Department of Neurology, CHA Bundang Medical Center, School of Medicine, CHA University, Seongnam, Gyeonggi 13496, Republic of Korea.
Mol Med Rep. 2020 Apr;21(4):1973-1983. doi: 10.3892/mmr.2020.10975. Epub 2020 Feb 5.
Silent brain infarction (SBI) is a cerebral infarction identified through brain imaging. In particular, studies have shown that the presence of SBI in elderly patients increases their risk of cognitive dysfunction, impairment and dementia. However, little research has been published on the relevance of SBI to these risks for the Korean population. The association between potassium voltage‑gated channel subfamily Q member 2 (KCNQ2), transcription factor 4 (TCF4) and regulator of G‑protein signaling 18 (RGS18) genotypes and SBI were investigated using whole‑exome sequencing and PCR restriction fragment length polymorphism (RFLP) analysis. The study population included 407 patients with SBI (171 males) and 401 control subjects (172 males). Genotyping was performed using PCR RFLP. Interestingly, TCF4 rs9957668T>C polymorphisms were associated with SBI prevalence [TT vs. CC: adjusted odds ratio (AOR), 1.815, 95% confidence intervals (CI), 1.202‑2.740; TT vs. TC+CC: AOR, 1.492, 95% CI, 1.066‑2.088; TT+TC vs. CC: AOR, 1.454, 95% CI, 1.045‑2.203]. The combination of KCNQ2 rs73146513A>G and TCF4 rs9957668T>C genotypes was associated with increasing SBI prevalence (AG/CC: AOR, 3.719, 95% CI, 1.766‑7.833; AA/CC: AOR, 3.201, 95% CI, 1.387‑7.387).
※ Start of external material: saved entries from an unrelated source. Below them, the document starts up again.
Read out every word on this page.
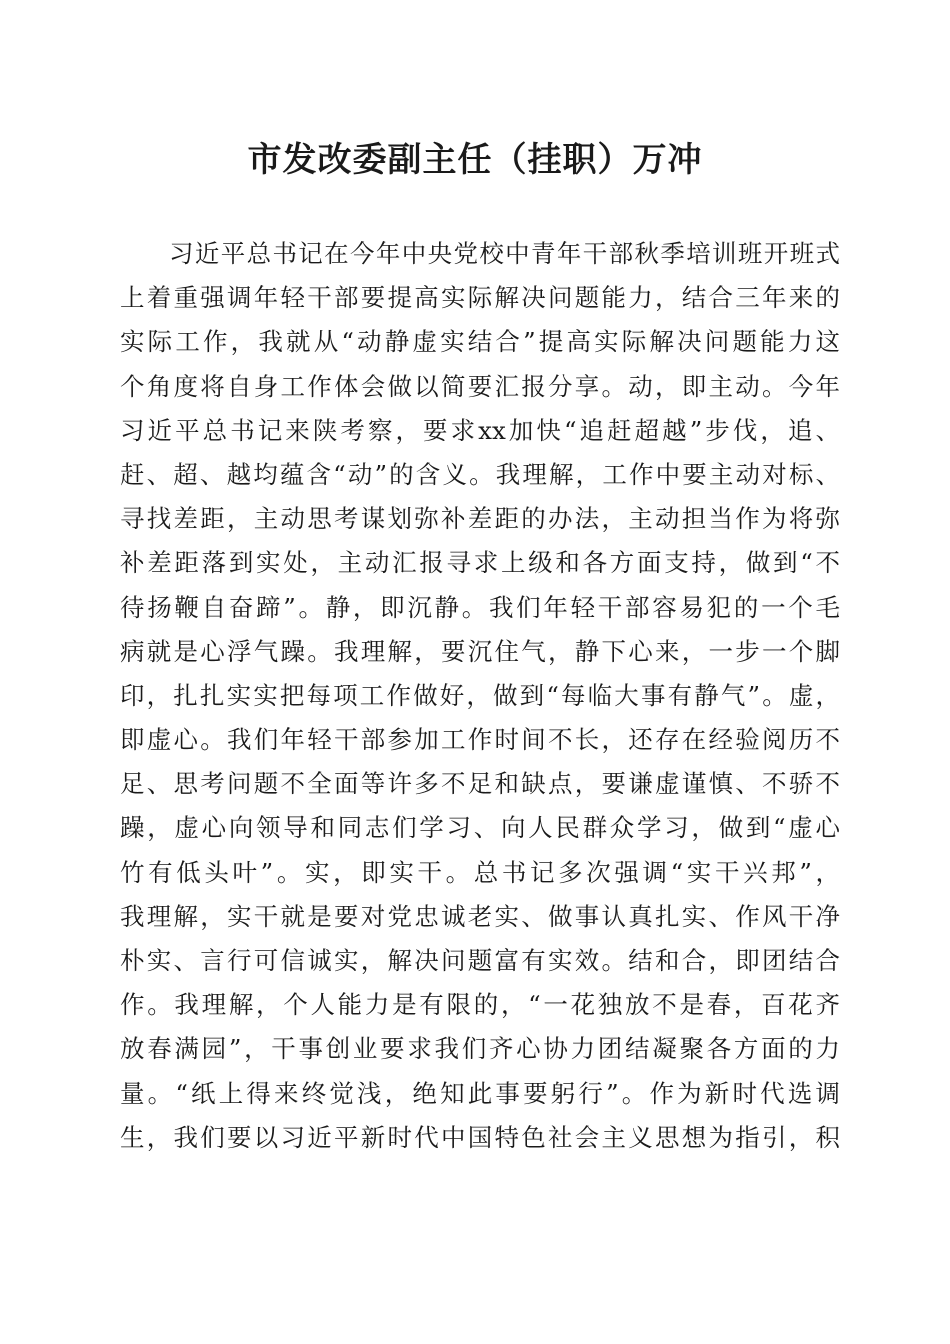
市发改委副主任（挂职）万冲
习近平总书记在今年中央党校中青年干部秋季培训班开班式
上着重强调年轻干部要提高实际解决问题能力，结合三年来的
实际工作，我就从“动静虚实结合”提高实际解决问题能力这
个角度将自身工作体会做以简要汇报分享。动，即主动。今年
习近平总书记来陕考察，要求xx加快“追赶超越”步伐，追、
赶、超、越均蕴含“动”的含义。我理解，工作中要主动对标、
寻找差距，主动思考谋划弥补差距的办法，主动担当作为将弥
补差距落到实处，主动汇报寻求上级和各方面支持，做到“不
待扬鞭自奋蹄”。静，即沉静。我们年轻干部容易犯的一个毛
病就是心浮气躁。我理解，要沉住气，静下心来，一步一个脚
印，扎扎实实把每项工作做好，做到“每临大事有静气”。虚，
即虚心。我们年轻干部参加工作时间不长，还存在经验阅历不
足、思考问题不全面等许多不足和缺点，要谦虚谨慎、不骄不
躁，虚心向领导和同志们学习、向人民群众学习，做到“虚心
竹有低头叶”。实，即实干。总书记多次强调“实干兴邦”，
我理解，实干就是要对党忠诚老实、做事认真扎实、作风干净
朴实、言行可信诚实，解决问题富有实效。结和合，即团结合
作。我理解，个人能力是有限的，“一花独放不是春，百花齐
放春满园”，干事创业要求我们齐心协力团结凝聚各方面的力
量。“纸上得来终觉浅，绝知此事要躬行”。作为新时代选调
生，我们要以习近平新时代中国特色社会主义思想为指引，积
The present study showed that TCF4 rs9957668T>C polymorphisms may be risk factors for SBI. Therefore, the TCF4 rs9957668T>C polymorphism may serve as a biomarker for increased risk of SBI in the Korean population.
无症状性脑梗死(SBI)是一种通过脑部影像学检查确定的脑梗死。特别是,研究表明,老年患者 SBI 的存在会增加其认知功能障碍、损伤和痴呆的风险。然而,针对韩国人群,关于 SBI 与这些风险之间的相关性的研究甚少。本研究通过全外显子组测序和聚合酶链反应限制片段长度多态性(PCR-RFLP)分析,探讨钾电压门控通道亚家族 Q 成员 2(KCNQ2)、转录因子 4(TCF4)和 G 蛋白信号调节因子 18(RGS18)基因型与 SBI 的关系。研究人群包括 407 例 SBI 患者(171 例男性)和 401 例对照受试者(172 例男性)。采用 PCR-RFLP 进行基因分型。有趣的是,TCF4 rs9957668T>C 多态性与 SBI 患病率相关[TT 与 CC:调整后的优势比(AOR),1.815,95%置信区间(CI),1.202-2.740;TT 与 TC+CC:AOR,1.492,95%CI,1.066-2.088;TT+TC 与 CC:AOR,1.454,95%CI,1.045-2.203]。KCNQ2 rs73146513A>G 和 TCF4 rs9957668T>C 基因型的组合与 SBI 患病率的增加相关(AG/CC:AOR,3.719,95%CI,1.766-7.833;AA/CC:AOR,3.201,95%CI,1.387-7.387)。本研究表明,TCF4 rs9957668T>C 多态性可能是 SBI 的危险因素。因此,TCF4 rs9957668T>C 多态性可能成为韩国人群 SBI 风险增加的生物标志物。